As of October 28, 2023, approximately 48% of the Company’s total net trade accounts receivable and 62% of its European net trade receivables were subject to credit insurance coverage, certain bank guarantees or letters of credit for collection purposes. The Company’s credit insurance coverage contains certain terms and conditions specifying deductibles and annual claim limits. Management evaluates the creditworthiness of the counterparties to the credit insurance, bank guarantees and letters of credit and records a provision for the risk of loss on these instruments based on these evaluations as considered necessary.
Recently Issued Accounting Guidance
Recently Issued Accounting Guidance
Reference Rate Reform
The Financial Accounting Standards Board (“FASB”) issued guidance to provide temporary optional expedients to ease the potential burden in accounting for reference rate reform. This guidance provides optional expedients and exceptions for applying generally accepted accounting principles to contract modifications and hedging relationships, subject to certain criteria, referencing the London Interbank Offered Rate (“LIBOR”) or another reference rate expected to be discontinued. The FASB issued subsequent amendments to further clarify the scope of optional expedients and exceptions to derivatives affected by the transition. The guidance is intended to help stakeholders during the global market-wide reference rate transition period.

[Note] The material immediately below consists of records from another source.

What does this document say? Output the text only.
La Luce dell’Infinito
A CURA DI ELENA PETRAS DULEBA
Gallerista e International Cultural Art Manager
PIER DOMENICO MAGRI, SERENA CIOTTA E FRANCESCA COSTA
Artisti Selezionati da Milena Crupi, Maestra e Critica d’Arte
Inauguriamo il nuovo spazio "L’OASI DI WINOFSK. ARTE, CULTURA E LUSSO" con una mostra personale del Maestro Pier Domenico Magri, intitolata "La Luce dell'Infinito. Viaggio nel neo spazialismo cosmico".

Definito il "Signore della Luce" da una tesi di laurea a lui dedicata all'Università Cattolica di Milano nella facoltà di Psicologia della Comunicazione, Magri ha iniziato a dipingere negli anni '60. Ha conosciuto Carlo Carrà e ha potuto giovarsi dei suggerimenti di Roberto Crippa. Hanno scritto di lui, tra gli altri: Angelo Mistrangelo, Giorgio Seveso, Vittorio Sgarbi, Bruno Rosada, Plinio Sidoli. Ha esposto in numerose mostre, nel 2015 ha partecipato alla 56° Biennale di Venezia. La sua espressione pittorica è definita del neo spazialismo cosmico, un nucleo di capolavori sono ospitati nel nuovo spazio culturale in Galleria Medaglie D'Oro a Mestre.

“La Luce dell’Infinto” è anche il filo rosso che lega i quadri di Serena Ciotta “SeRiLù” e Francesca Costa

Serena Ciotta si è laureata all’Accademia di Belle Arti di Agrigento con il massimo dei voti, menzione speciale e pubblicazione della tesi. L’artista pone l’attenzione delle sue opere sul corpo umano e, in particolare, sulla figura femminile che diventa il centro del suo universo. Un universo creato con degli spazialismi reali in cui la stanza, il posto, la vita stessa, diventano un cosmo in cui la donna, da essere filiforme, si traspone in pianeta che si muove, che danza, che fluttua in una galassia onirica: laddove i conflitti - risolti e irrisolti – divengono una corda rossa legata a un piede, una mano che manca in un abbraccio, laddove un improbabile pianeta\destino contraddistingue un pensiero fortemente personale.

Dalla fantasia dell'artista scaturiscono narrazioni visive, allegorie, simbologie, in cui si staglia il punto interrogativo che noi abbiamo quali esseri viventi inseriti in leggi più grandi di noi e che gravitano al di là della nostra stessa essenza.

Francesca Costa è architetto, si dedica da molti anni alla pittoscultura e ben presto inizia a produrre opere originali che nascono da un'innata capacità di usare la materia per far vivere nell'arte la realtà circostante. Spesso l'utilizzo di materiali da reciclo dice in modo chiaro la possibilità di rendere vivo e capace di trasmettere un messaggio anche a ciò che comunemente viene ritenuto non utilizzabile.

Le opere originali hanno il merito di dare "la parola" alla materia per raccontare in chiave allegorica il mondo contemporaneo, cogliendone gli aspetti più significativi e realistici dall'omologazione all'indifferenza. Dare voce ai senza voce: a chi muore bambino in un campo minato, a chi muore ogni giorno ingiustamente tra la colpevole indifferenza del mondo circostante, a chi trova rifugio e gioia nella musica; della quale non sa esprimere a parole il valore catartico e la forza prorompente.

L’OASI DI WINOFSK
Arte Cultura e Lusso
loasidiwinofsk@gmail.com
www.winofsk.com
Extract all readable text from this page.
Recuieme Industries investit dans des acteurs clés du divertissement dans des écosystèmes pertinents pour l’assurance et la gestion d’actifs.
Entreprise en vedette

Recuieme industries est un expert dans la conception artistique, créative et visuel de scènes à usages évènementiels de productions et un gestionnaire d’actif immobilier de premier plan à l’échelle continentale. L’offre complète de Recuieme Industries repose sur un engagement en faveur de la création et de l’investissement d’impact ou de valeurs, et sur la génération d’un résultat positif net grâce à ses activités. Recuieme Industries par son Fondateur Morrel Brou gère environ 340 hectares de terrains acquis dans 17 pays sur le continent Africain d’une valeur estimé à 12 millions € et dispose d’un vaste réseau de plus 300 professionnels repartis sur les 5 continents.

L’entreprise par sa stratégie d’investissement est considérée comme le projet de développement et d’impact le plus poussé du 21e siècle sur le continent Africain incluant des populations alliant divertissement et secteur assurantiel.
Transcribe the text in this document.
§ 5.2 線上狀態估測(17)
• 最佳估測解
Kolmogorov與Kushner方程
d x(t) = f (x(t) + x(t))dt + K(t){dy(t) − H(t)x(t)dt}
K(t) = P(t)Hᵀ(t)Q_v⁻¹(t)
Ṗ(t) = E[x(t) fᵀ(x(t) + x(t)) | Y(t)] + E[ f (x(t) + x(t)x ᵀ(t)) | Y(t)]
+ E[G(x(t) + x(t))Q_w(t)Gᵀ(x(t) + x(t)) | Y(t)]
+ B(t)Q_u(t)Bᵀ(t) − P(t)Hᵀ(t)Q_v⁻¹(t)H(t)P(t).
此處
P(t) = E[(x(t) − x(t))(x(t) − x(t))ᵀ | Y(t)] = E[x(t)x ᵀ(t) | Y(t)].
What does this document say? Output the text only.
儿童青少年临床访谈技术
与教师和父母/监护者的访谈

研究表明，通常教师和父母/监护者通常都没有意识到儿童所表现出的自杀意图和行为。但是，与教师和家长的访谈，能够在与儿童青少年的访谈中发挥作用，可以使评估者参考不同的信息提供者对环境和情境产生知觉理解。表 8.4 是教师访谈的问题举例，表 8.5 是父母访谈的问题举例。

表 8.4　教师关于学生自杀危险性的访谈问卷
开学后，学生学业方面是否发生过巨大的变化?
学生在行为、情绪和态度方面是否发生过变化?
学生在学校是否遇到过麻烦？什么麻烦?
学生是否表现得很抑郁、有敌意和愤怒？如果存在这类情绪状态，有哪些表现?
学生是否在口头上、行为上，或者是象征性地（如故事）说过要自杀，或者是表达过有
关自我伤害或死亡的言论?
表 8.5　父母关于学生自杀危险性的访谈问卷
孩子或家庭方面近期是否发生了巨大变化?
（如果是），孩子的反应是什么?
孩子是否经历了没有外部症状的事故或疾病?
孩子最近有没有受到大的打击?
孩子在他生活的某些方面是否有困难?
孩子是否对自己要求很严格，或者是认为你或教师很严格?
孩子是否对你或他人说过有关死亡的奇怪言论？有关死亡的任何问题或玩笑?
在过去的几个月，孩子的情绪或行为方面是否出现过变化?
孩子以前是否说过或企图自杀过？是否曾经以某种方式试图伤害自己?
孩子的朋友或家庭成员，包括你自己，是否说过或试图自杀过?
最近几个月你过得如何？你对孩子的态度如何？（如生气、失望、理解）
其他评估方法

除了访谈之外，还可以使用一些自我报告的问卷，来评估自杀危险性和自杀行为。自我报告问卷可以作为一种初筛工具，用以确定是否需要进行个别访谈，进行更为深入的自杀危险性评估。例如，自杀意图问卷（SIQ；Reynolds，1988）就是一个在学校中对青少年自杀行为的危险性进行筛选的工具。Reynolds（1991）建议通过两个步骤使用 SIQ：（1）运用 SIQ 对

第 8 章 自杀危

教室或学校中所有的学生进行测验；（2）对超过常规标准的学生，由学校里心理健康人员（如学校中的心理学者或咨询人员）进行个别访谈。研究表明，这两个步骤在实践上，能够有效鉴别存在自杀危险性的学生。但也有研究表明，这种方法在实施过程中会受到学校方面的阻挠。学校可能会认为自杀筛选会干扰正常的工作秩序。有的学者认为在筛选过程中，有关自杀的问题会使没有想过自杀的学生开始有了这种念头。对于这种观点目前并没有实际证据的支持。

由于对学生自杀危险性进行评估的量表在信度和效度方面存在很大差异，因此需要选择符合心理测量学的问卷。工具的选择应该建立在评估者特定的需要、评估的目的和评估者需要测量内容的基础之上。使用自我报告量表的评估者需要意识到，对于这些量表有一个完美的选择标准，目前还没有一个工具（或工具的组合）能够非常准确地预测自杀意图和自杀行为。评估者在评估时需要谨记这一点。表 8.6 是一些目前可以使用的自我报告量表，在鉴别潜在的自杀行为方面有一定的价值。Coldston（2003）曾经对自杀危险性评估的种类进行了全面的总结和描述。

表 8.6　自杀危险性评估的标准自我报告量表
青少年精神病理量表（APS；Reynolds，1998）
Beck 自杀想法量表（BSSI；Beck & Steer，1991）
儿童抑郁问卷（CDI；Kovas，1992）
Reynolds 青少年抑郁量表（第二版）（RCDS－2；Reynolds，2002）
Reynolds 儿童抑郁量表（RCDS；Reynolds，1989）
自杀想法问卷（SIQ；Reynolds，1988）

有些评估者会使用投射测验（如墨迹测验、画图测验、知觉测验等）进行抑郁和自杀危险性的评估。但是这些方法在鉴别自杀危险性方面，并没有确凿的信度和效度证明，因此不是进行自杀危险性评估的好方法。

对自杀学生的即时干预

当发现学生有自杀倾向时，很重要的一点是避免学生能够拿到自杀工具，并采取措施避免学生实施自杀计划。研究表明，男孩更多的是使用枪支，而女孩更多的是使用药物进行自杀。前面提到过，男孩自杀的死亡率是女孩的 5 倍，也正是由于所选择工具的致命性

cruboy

The Company identified and modified its loans and other financial instruments with attributes directly or indirectly influenced by LIBOR. The Company determined, of its current LIBOR references as outlined in Note 9 Borrowings and Finance Lease Obligations, Note 15 Fair Value Measurements and Note 16 Derivative Financial Instruments, only the obligations under Mortgage Debt (as defined in Note 9), credit facilities and interest rate swap agreements were impacted by this guidance. In May 2023, the Company amended the terms of the Mortgage Debt for the interest rate to be based on Secured Overnight Financing Rate (“SOFR”) effective May 1, 2023. The Company also amended its existing interest rate swap agreement, resulting in a swap fixed rate of approximately 3.14%. As of October 28, 2023, the Company does not have any financial instruments with attributes directly or indirectly influenced by LIBOR.